Verification is quick when you know what to check. Run through each object type before declaring your rollout complete.
- In the Intune admin center, filter the Devices list by name prefix. If your convention is correct, devices group logically without additional filters.
- Open the Company Portal from a test device and confirm that application names display cleanly without version clutter.
- Export a configuration profile list to CSV and verify the OS and department tokens are readable without the admin center column headers.
- Run a sign-in log query in Azure AD filtered to
-adm@UPN suffix. Only admin accounts should appear, confirming your user naming separates roles correctly. - Ask a team member who was not involved in the design to identify the OS, department, and purpose of five random object names. If they struggle, revisit your tokens.
For environment-wide DNS hygiene that complements your Intune naming work, the DNS-over-HTTPS on Windows Server 2025 setup guide is a useful next step. And if you manage Exchange alongside Intune, the Renew Exchange Server Auth Certificate guide covers the certificate lifecycle tasks that naming conventions alone will not handle.

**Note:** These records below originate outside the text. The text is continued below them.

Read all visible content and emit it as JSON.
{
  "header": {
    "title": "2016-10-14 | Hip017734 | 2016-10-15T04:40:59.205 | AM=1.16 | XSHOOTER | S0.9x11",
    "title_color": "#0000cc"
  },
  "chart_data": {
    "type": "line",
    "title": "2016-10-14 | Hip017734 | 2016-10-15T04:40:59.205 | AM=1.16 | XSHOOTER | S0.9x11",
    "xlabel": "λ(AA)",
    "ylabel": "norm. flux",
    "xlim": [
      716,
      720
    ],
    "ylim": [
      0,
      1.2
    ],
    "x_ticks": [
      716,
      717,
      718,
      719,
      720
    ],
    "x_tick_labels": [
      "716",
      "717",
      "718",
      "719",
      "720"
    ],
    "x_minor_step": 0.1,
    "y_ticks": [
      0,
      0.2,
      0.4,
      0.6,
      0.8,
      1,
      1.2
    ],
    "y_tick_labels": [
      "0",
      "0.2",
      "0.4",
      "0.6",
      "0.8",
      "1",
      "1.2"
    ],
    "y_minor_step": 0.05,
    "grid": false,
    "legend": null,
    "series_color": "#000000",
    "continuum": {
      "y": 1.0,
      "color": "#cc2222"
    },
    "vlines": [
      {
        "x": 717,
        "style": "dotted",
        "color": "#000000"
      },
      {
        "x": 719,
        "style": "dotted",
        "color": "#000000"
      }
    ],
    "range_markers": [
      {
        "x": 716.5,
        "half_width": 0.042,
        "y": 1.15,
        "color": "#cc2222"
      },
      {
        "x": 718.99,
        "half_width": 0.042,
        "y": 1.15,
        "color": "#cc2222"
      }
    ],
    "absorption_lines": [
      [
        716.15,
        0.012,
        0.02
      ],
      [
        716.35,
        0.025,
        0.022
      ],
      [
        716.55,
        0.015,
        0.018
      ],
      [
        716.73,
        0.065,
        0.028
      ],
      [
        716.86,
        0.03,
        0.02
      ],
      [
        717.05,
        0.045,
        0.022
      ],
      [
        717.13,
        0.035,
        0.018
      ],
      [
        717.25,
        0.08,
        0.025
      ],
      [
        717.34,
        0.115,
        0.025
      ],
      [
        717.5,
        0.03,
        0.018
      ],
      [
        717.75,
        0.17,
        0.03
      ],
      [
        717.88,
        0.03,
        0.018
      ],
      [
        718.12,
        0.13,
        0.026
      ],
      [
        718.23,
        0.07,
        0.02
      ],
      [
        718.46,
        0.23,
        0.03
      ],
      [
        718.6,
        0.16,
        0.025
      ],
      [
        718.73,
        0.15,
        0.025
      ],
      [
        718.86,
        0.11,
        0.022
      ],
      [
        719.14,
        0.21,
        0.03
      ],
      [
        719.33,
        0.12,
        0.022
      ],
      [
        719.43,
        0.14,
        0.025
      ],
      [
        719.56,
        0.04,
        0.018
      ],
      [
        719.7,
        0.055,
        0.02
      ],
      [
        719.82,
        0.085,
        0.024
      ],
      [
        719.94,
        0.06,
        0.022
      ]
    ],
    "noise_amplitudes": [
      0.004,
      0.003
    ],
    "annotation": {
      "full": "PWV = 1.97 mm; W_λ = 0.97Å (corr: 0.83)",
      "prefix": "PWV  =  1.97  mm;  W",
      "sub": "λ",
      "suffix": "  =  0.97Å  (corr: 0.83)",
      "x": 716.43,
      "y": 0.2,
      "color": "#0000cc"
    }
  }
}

Frequently asked questions
Does Intune require unique device names like on-premises Active Directory does?+
No. Intune does not enforce globally unique device names. Devices can be identified by primary user, serial number, or enrollment date instead. This increases naming flexibility in a cloud-managed environment, but a consistent convention still matters for filtering, reporting, and troubleshooting across your tenant.
Should I include the application version in the app display name?+
Generally, no. Intune stores version data in a dedicated field that surfaces in the Company Portal automatically. Putting the version in the display name forces a rename on every update cycle, adding maintenance overhead and creating confusion for end users who see the name change unexpectedly in the portal.
What is the maximum device name length when using Autopilot naming templates?+
Autopilot enforces a hard 15-character limit on device names. Characters beyond that are silently truncated with no warning. Count every character in your prefix, separator, and token before committing. The %SERIAL% token is the riskiest - verify your hardware serial length fits before deploying the template at scale.
Can I reuse an existing on-premises group naming scheme in Intune?+
Yes, and it is often the right call. Extending an existing convention reduces retraining and keeps hybrid environments consistent. Add a service prefix such as INTUNE- to distinguish cloud-native groups from on-premises synced ones, then mirror the rest of the structure your team already knows and uses daily.
Why does unmanaged device exposure matter to naming convention planning?+
The Microsoft Digital Defense Report found users are 71% more likely to be infected on an unmanaged device. A clear Intune naming scheme lets you spot unmanaged endpoints in reports instantly. Fast identification means faster remediation - which is the whole point of building a consistent naming framework from day one.